A year ago I was known as the girl who was still stuck in high school.
Finishing of my first semester of college, I hadn’t made that many friends and I looked forward to the times I could come home, hangout with my friends from high school and be able to tend all the sporting events of my Alma Mater. I have quickly learned there is way more to life after high school. College presents so many opportunities and new friends to you that it shows you how much better your life can really be.
A year ago I was hung up on someone who didn’t love me.
I wish someone could have told me that after all this time that nothing would have changed, but lessons are only learned when you find out for yourself. I would have loved to have been able to let myself know to stop trying and give up because yet again, I wasted another year on someone who couldn't even give me a minute of his day.

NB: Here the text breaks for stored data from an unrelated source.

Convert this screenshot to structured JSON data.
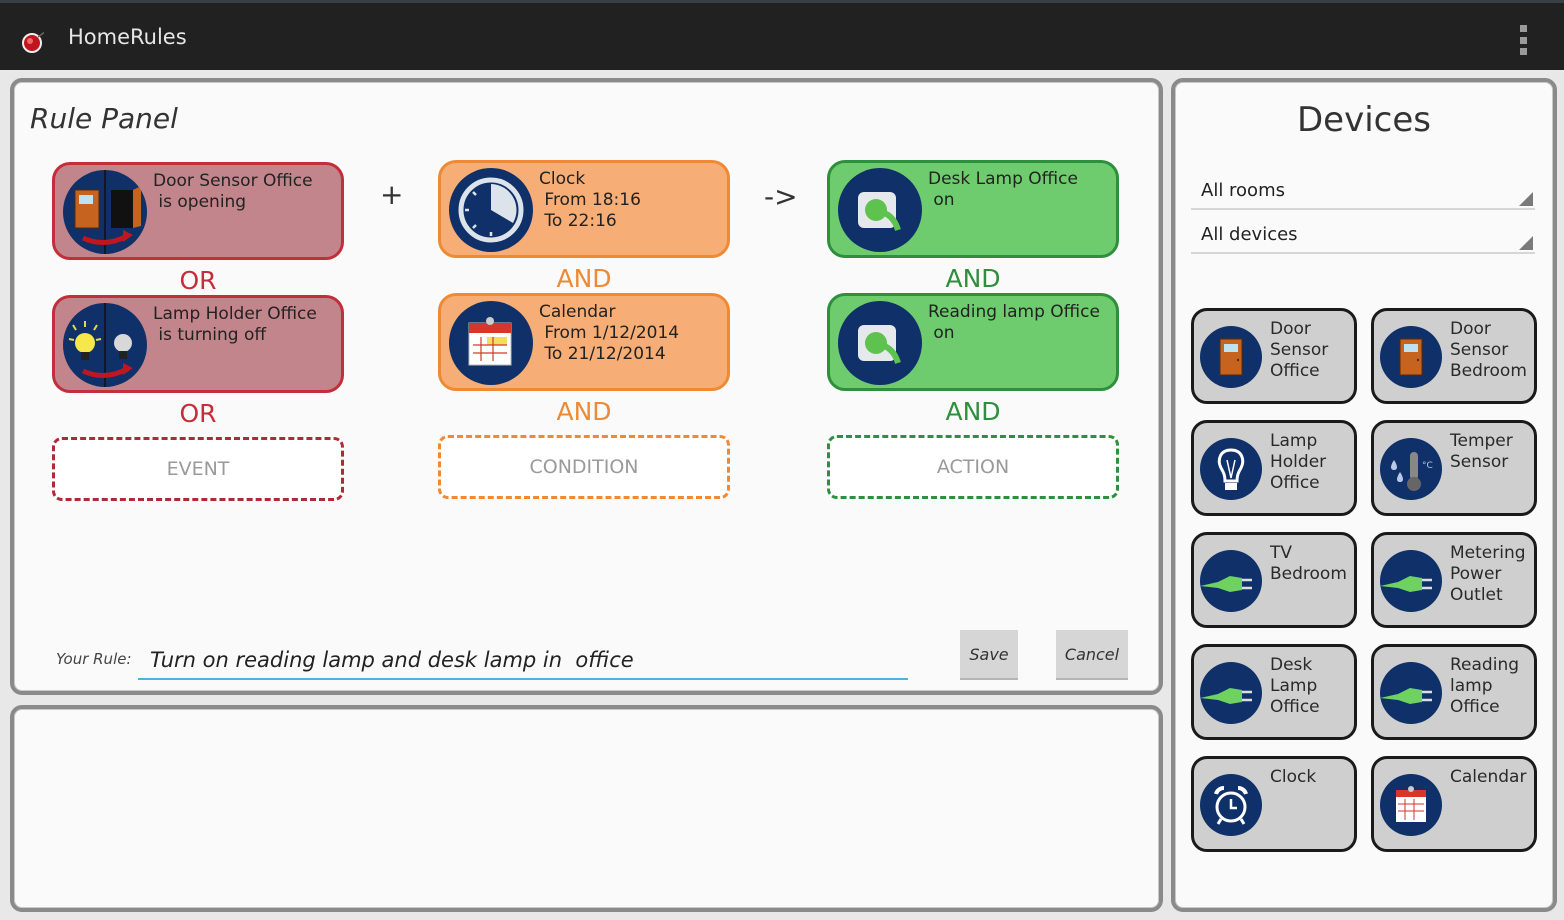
{
  "app": {
    "title": "HomeRules",
    "logo_icon": "app-logo-icon",
    "menu_icon": "overflow-menu-icon"
  },
  "rule_panel": {
    "title": "Rule Panel",
    "joiners": {
      "plus": "+",
      "arrow": "->"
    },
    "events": [
      {
        "icon": "door-opening-icon",
        "text": "Door Sensor Office\n is opening"
      },
      {
        "icon": "lamp-turning-off-icon",
        "text": "Lamp Holder Office\n is turning off"
      }
    ],
    "event_operator": "OR",
    "event_slot": "EVENT",
    "conditions": [
      {
        "icon": "clock-icon",
        "text": "Clock\n From 18:16\n To 22:16"
      },
      {
        "icon": "calendar-icon",
        "text": "Calendar\n From 1/12/2014\n To 21/12/2014"
      }
    ],
    "condition_operator": "AND",
    "condition_slot": "CONDITION",
    "actions": [
      {
        "icon": "plug-socket-icon",
        "text": "Desk Lamp Office\n on"
      },
      {
        "icon": "plug-socket-icon",
        "text": "Reading lamp Office\n on"
      }
    ],
    "action_operator": "AND",
    "action_slot": "ACTION",
    "rule_label": "Your Rule:",
    "rule_value": "Turn on reading lamp and desk lamp in  office",
    "save_label": "Save",
    "cancel_label": "Cancel"
  },
  "devices_panel": {
    "title": "Devices",
    "rooms_filter": "All rooms",
    "devices_filter": "All devices",
    "devices": [
      {
        "icon": "door-icon",
        "label": "Door\nSensor\nOffice"
      },
      {
        "icon": "door-icon",
        "label": "Door\nSensor\nBedroom"
      },
      {
        "icon": "lightbulb-icon",
        "label": "Lamp\nHolder\nOffice"
      },
      {
        "icon": "temperature-humidity-icon",
        "label": "Temper\nSensor"
      },
      {
        "icon": "plug-icon",
        "label": "TV\nBedroom"
      },
      {
        "icon": "plug-icon",
        "label": "Metering\nPower\nOutlet"
      },
      {
        "icon": "plug-icon",
        "label": "Desk\nLamp\nOffice"
      },
      {
        "icon": "plug-icon",
        "label": "Reading\nlamp\nOffice"
      },
      {
        "icon": "alarm-clock-icon",
        "label": "Clock"
      },
      {
        "icon": "calendar-icon",
        "label": "Calendar"
      }
    ]
  },
  "colors": {
    "event": "#c22e3a",
    "condition": "#ee8a34",
    "action": "#2e8f3c",
    "icon_bg": "#0f3068",
    "appbar": "#212121",
    "input_underline": "#4fb3d6"
  }
}
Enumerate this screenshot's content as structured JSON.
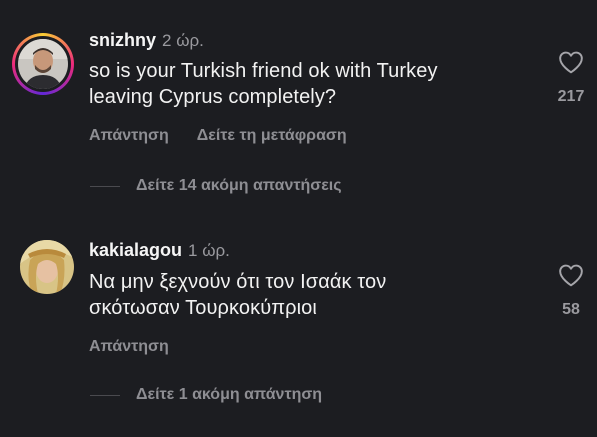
{
  "comments": [
    {
      "username": "snizhny",
      "time": "2 ώρ.",
      "text_line1": "so is your Turkish friend ok with Turkey",
      "text_line2": "leaving Cyprus completely?",
      "reply_label": "Απάντηση",
      "translate_label": "Δείτε τη μετάφραση",
      "likes": "217",
      "more_replies": "Δείτε 14 ακόμη απαντήσεις"
    },
    {
      "username": "kakialagou",
      "time": "1 ώρ.",
      "text_line1": "Να μην ξεχνούν ότι τον Ισαάκ τον",
      "text_line2": "σκότωσαν Τουρκοκύπριοι",
      "reply_label": "Απάντηση",
      "likes": "58",
      "more_replies": "Δείτε 1 ακόμη απάντηση"
    }
  ],
  "icons": {
    "like": "heart-outline-icon"
  },
  "colors": {
    "background": "#1c1d21",
    "primary_text": "#f2f2f2",
    "secondary_text": "#8e8e93",
    "story_ring": "#ee2a7b"
  }
}
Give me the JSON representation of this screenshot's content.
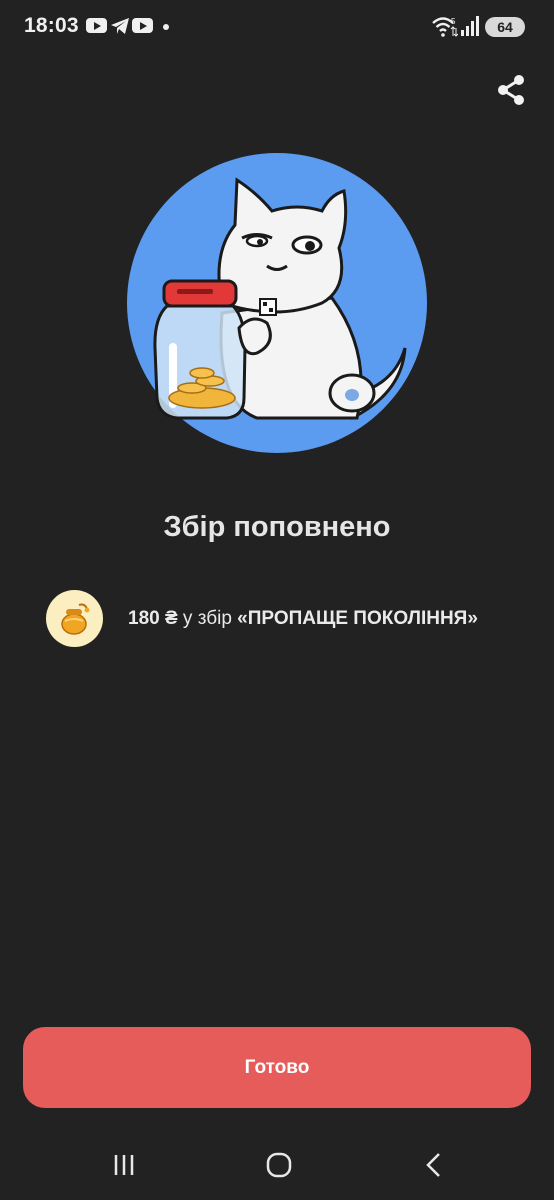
{
  "status_bar": {
    "time": "18:03",
    "battery": "64",
    "icons": [
      "youtube-icon",
      "telegram-icon",
      "youtube-icon",
      "notification-dot",
      "wifi-icon",
      "signal-icon",
      "battery-icon"
    ]
  },
  "header": {
    "share_icon": "share-icon"
  },
  "hero": {
    "illustration": "cat-with-jar-illustration",
    "background_color": "#5b9bf0"
  },
  "main": {
    "title": "Збір поповнено",
    "amount": "180 ₴",
    "description_prefix": " у збір ",
    "jar_name": "«ПРОПАЩЕ ПОКОЛІННЯ»",
    "jar_icon": "honey-jar-icon"
  },
  "footer": {
    "done_label": "Готово",
    "done_color": "#e65c5a"
  },
  "nav": {
    "recents_icon": "recents-icon",
    "home_icon": "home-icon",
    "back_icon": "back-icon"
  }
}
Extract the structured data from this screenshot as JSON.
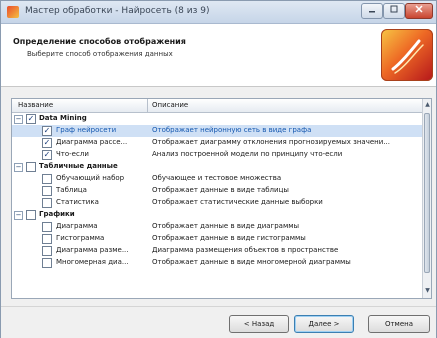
{
  "window": {
    "title": "Мастер обработки - Найросеть (8 из 9)"
  },
  "header": {
    "title": "Определение способов отображения",
    "subtitle": "Выберите способ отображения данных"
  },
  "table": {
    "columns": [
      "Название",
      "Описание"
    ],
    "groups": [
      {
        "name": "Data Mining",
        "checked": true,
        "items": [
          {
            "name": "Граф нейросети",
            "desc": "Отображает нейронную сеть в виде графа",
            "checked": true,
            "selected": true
          },
          {
            "name": "Диаграмма рассе...",
            "desc": "Отображает диаграмму отклонения прогнозируемых значени...",
            "checked": true
          },
          {
            "name": "Что-если",
            "desc": "Анализ построенной модели по принципу что-если",
            "checked": true
          }
        ]
      },
      {
        "name": "Табличные данные",
        "checked": false,
        "items": [
          {
            "name": "Обучающий набор",
            "desc": "Обучающее и тестовое множества",
            "checked": false
          },
          {
            "name": "Таблица",
            "desc": "Отображает данные в виде таблицы",
            "checked": false
          },
          {
            "name": "Статистика",
            "desc": "Отображает статистические данные выборки",
            "checked": false
          }
        ]
      },
      {
        "name": "Графики",
        "checked": false,
        "items": [
          {
            "name": "Диаграмма",
            "desc": "Отображает данные в виде диаграммы",
            "checked": false
          },
          {
            "name": "Гистограмма",
            "desc": "Отображает данные в виде гистограммы",
            "checked": false
          },
          {
            "name": "Диаграмма разме...",
            "desc": "Диаграмма размещения объектов в пространстве",
            "checked": false
          },
          {
            "name": "Многомерная диа...",
            "desc": "Отображает данные в виде многомерной диаграммы",
            "checked": false
          }
        ]
      }
    ]
  },
  "buttons": {
    "back": "< Назад",
    "next": "Далее >",
    "cancel": "Отмена"
  },
  "icons": {
    "expand": "minus-icon",
    "check": "check-icon",
    "logo": "wizard-logo"
  },
  "colors": {
    "selection": "#cfe0f5",
    "selected_text": "#1558b0"
  }
}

A year ago I had no direction in life.
I was declaring a major and thought that I had known everything about college by only being there for just a semester, but I was very, very wrong. I wish a year ago, I would have known how much more I had to figure out. By being thrown into everything at once, I was able to make my school life and work ten times better.
A year ago I didn’t take advantage of all the opportunities that was given to me.
Looking back now, I have seen all of the memories I’ve created and things I’ve gotten to do when I finally learned to break out of my shell and live my life. I joined multiple clubs and a sorority, which I think my year ago self would be pretty proud of where I am today.
A year ago I was not the same girl I am now, and I couldn’t be any happier.